Superfoods Dark Chocolate – its role as cardio-protector

Dr Paul Clayton 2006

Researchers in Athens set out to investigate chocolate’s heart health benefits by investigating the effect of eating dark chocolate on three determinants of cardio-vascular performance: endothelial function (the lining of blood vessels), arterial stiffness, and wave reflections(5).

All three are predictors of cardiovascular risk. Their study found that soon after eating dark chocolate, wave reflections and endothelial function were both improved – a combination considered to be significantly cardioprotective. Soon after, their colleagues at the University of California published almost identical results(6).

Lowers blood pressure

In a separate study carried out at the University of L’Aquila in Italy, cocoa was found to lower blood pressure in patients with essential hypertension(7). Somewhat to the surprise of the experimenters, it also improved insulin sensitivity – an effect which would make cocoa and cocoa products very well suited to diabetics!

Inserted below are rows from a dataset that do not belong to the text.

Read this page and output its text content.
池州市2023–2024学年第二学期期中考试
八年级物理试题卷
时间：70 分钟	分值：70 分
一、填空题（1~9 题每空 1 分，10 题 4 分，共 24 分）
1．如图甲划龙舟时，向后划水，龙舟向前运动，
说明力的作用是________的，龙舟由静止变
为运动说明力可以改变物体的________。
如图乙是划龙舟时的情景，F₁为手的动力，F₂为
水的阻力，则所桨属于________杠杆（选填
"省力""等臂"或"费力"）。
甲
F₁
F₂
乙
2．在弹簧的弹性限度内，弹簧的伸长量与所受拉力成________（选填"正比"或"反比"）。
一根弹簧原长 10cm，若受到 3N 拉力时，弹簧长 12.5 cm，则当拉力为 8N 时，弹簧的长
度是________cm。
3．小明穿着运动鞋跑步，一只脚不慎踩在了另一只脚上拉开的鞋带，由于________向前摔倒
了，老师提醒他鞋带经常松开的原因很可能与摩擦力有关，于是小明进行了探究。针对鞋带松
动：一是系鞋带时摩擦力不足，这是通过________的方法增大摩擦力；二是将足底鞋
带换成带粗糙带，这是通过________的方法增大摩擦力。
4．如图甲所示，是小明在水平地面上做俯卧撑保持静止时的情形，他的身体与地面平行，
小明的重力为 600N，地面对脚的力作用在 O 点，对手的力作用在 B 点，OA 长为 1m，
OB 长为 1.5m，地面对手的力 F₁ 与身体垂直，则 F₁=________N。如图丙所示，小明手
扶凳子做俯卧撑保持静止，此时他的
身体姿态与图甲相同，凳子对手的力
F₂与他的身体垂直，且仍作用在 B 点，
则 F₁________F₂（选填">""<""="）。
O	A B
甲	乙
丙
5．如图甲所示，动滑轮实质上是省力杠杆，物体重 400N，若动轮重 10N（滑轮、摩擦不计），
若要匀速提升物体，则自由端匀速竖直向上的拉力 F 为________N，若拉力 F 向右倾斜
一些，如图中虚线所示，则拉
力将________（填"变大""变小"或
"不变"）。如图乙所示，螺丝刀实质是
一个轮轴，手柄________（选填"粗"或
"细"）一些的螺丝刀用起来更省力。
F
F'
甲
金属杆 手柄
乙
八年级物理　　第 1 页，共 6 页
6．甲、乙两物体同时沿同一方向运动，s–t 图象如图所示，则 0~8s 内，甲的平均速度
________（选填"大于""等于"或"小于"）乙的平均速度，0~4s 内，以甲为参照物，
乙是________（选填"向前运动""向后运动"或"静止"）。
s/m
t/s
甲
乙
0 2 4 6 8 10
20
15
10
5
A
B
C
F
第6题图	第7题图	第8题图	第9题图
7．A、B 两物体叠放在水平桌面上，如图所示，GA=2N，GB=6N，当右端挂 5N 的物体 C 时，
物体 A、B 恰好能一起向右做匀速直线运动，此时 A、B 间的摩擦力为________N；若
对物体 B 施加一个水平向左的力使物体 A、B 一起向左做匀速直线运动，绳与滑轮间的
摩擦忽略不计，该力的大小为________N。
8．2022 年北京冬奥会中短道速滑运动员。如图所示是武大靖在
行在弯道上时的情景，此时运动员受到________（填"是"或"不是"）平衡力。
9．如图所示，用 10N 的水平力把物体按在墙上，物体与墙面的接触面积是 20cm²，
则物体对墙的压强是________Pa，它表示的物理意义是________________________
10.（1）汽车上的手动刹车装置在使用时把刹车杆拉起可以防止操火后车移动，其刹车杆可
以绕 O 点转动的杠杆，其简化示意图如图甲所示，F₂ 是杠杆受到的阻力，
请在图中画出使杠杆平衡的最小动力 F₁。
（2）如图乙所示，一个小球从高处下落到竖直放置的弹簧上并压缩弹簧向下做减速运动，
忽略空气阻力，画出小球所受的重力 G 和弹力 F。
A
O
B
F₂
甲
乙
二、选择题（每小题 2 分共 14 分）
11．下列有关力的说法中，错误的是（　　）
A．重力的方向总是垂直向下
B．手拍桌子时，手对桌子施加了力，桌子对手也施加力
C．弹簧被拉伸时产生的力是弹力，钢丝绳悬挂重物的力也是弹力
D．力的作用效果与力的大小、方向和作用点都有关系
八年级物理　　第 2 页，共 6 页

Within 12 months, a group at the University of Buenos Aires showed that the anti-hypertensive effect of cocoa was due to its ability to inhibit ACE, the same enzyme targeted by many antihypertensive drugs(8). At our own University of Dundee, dark chocolate was shown to reduce blood platelet activity, a generally desirable effect which reduces the risks of both heart attacks and stroke(9). (Milk and white chocolate were ineffective.) The University of Kuopio in Finland found dark chocolate increased levels of HDL, the healthy form of cholesterol(10).

Finally, in January ’06, a team of scientists at the Harvard School of Public Health performed a meta-analysis of cocoa and chocolate studies and concluded that eating chocolate was indeed likely to reduce the risk of heart disease and stroke(11).